Localization or sizes of meshes were not relevant for the occurrence of dehiscence. This is contrary to the findings of Uehara et al. [50], wo found a significant correlation between the success rate of a bone grafting and the extension of the augmentation site. This may be due to different techniques in flap management or other patient recruitment. In the study at hand, there were no differences between the upper and lower jaw concerning an exposure rate as already described in Her et al. [31] and Louis et al. [37].

Although flap design did not affect the outcome of the treatment, according to authors´ opinion, a proper flap management will remain a key point in working with individualized titanium meshes. This includes planning of the incision in advance according to Kleinheinz et al. [51] and adopted to the kind of defect, a careful flap elevation and a tension-free primary wound closure [11]. This will avoid necrosis of the flap and a premature exposure. The risk of a consecutive inflammation and possible loss of the graft will be decreased [10, 52].

This study evaluated a significant improvement of therapy outcome if customized titanium mesh technique was applied together with A-PRF®. This is according to a recent study which found the combination of PRF and FFG to be successful during the soft tissue healing process preceding implant placement [53]. Torres et al. [54] also reported 28.5% of their cases in a control group suffering from mesh exposure while in a PRP group, no exposures were registered. The success of PRF may be due to the role of fibrin in initial clot stabilization [22]. PRF as a biodegradable scaffold consisting of stem cells, fibrin, platelets and leucocytes boosts microvascularization and epithelial cell migration [55, 56]. This may prevent mesh exposure by using it to cover meshes as applied in this study. In a recent systematic review, there was limited evidence on the effects of Lykocite Platelet Rich Fibrin (L-PRF) in intraoral bone grafting procedures [55]. They concluded the need for further studies with special emphasis on the standardized surgical procedures [55]. Therefore, and supported by this study, a proper soft tissue healing is boosted using (A®-) PRF®. The influence on bone healing processes must be assessed in further randomized, control studies, although a recent study described positive effects in post-extraction sockets [23].
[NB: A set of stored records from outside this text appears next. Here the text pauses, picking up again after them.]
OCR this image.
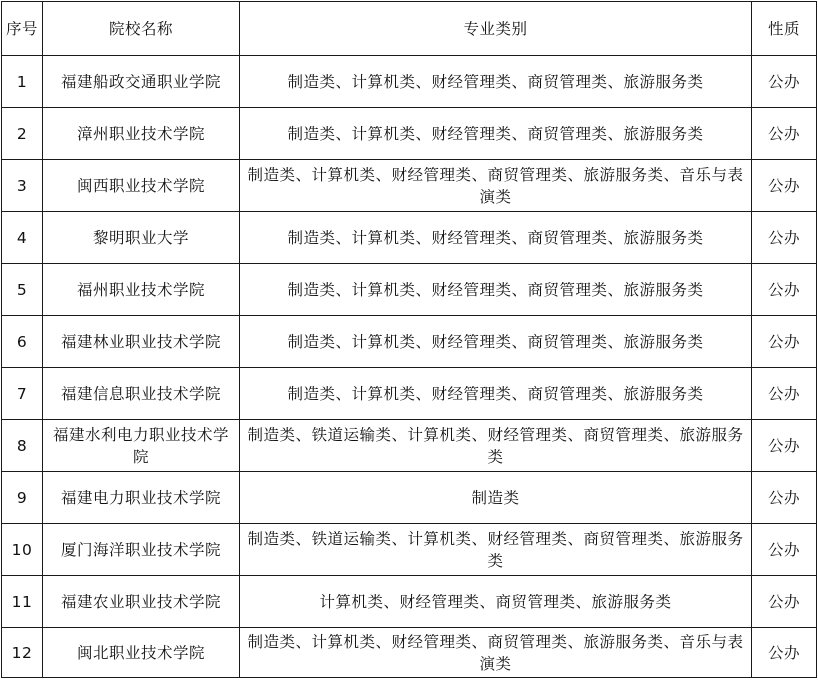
序号	院校名称	专业类别	性质
1	福建船政交通职业学院	制造类、计算机类、财经管理类、商贸管理类、旅游服务类	公办
2	漳州职业技术学院	制造类、计算机类、财经管理类、商贸管理类、旅游服务类	公办
3	闽西职业技术学院	制造类、计算机类、财经管理类、商贸管理类、旅游服务类、音乐与表演类	公办
4	黎明职业大学	制造类、计算机类、财经管理类、商贸管理类、旅游服务类	公办
5	福州职业技术学院	制造类、计算机类、财经管理类、商贸管理类、旅游服务类	公办
6	福建林业职业技术学院	制造类、计算机类、财经管理类、商贸管理类、旅游服务类	公办
7	福建信息职业技术学院	制造类、计算机类、财经管理类、商贸管理类、旅游服务类	公办
8	福建水利电力职业技术学院	制造类、铁道运输类、计算机类、财经管理类、商贸管理类、旅游服务类	公办
9	福建电力职业技术学院	制造类	公办
10	厦门海洋职业技术学院	制造类、铁道运输类、计算机类、财经管理类、商贸管理类、旅游服务类	公办
11	福建农业职业技术学院	计算机类、财经管理类、商贸管理类、旅游服务类	公办
12	闽北职业技术学院	制造类、计算机类、财经管理类、商贸管理类、旅游服务类、音乐与表演类	公办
The use of surgical splints must be evaluated in prospective studies with more patients. According to authors opinion, these surgical splints may provide a better wound healing although the results being not significant in this study. As a part of everyday routine together with soft tissue surgery, it is not a standard procedure applied together with customized mesh technique or titanium meshes in general. Another study agreed that – especially in male patients – the application of surgical pack and surgical splint would provide a better wound healing [46].

Conclusion

In complex bone reconstruction, the new surgical protocol in customized bone regeneration was proven to be a promising technique.
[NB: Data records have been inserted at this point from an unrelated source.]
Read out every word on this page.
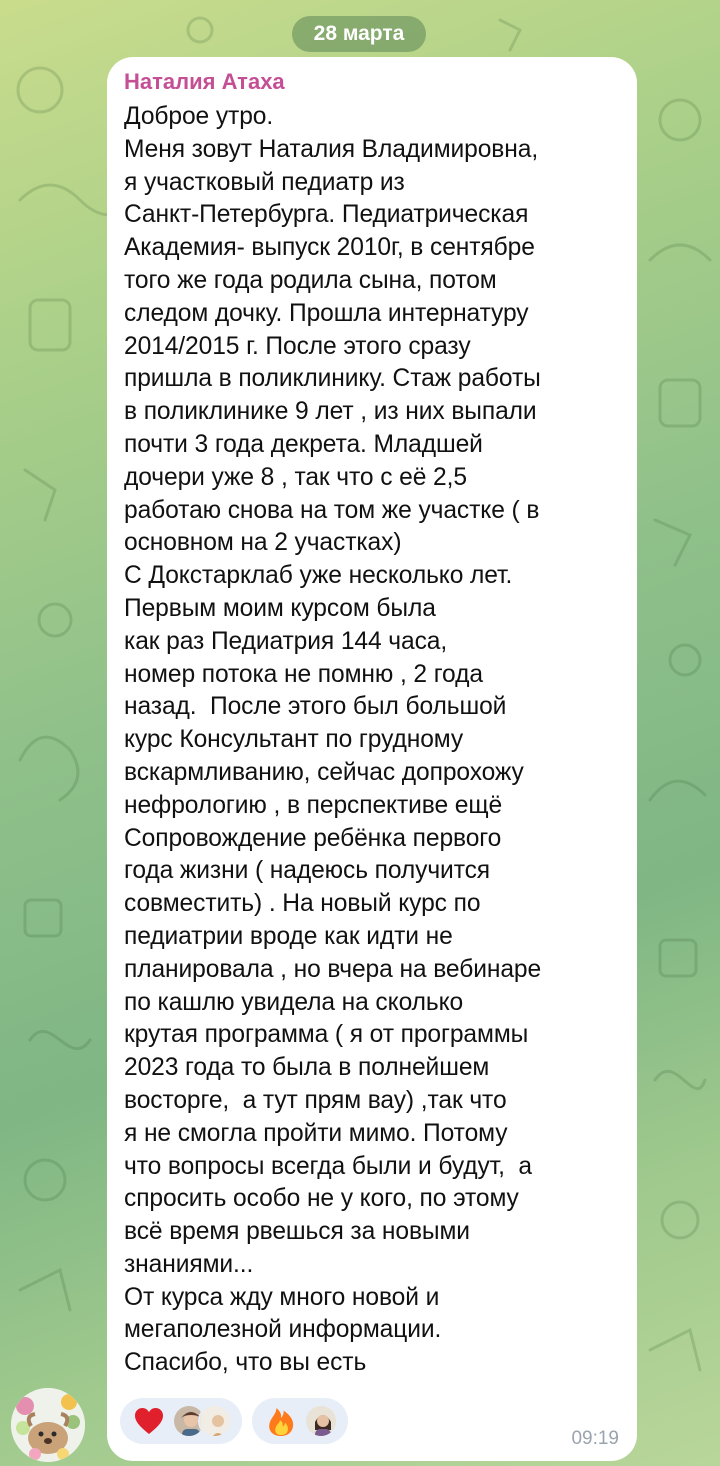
28 марта
Наталия Атаха
Доброе утро.
Меня зовут Наталия Владимировна,
я участковый педиатр из
Санкт-Петербурга. Педиатрическая
Академия- выпуск 2010г, в сентябре
того же года родила сына, потом
следом дочку. Прошла интернатуру
2014/2015 г. После этого сразу
пришла в поликлинику. Стаж работы
в поликлинике 9 лет , из них выпали
почти 3 года декрета. Младшей
дочери уже 8 , так что с её 2,5
работаю снова на том же участке ( в
основном на 2 участках)
С Докстарклаб уже несколько лет.
Первым моим курсом была
как раз Педиатрия 144 часа,
номер потока не помню , 2 года
назад.  После этого был большой
курс Консультант по грудному
вскармливанию, сейчас допрохожу
нефрологию , в перспективе ещё
Сопровождение ребёнка первого
года жизни ( надеюсь получится
совместить) . На новый курс по
педиатрии вроде как идти не
планировала , но вчера на вебинаре
по кашлю увидела на сколько
крутая программа ( я от программы
2023 года то была в полнейшем
восторге,  а тут прям вау) ,так что
я не смогла пройти мимо. Потому
что вопросы всегда были и будут,  а
спросить особо не у кого, по этому
всё время рвешься за новыми
знаниями...
От курса жду много новой и
мегаполезной информации.
Спасибо, что вы есть
09:19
Interpreting the primary outcome of this study, exposures are proven to be complications that did not affect the defined outcome and success of the grafting procedure. To improve soft tissue healing, especially A®- PRF should be recommended. A tension-free wound closure seems to be more important than a specific flap design. Concerning the secondary aim of the study, future prospective research should aim to evaluate the gender specific risk of developing exposures and in general for developing healing difficulties in augmentation procedures.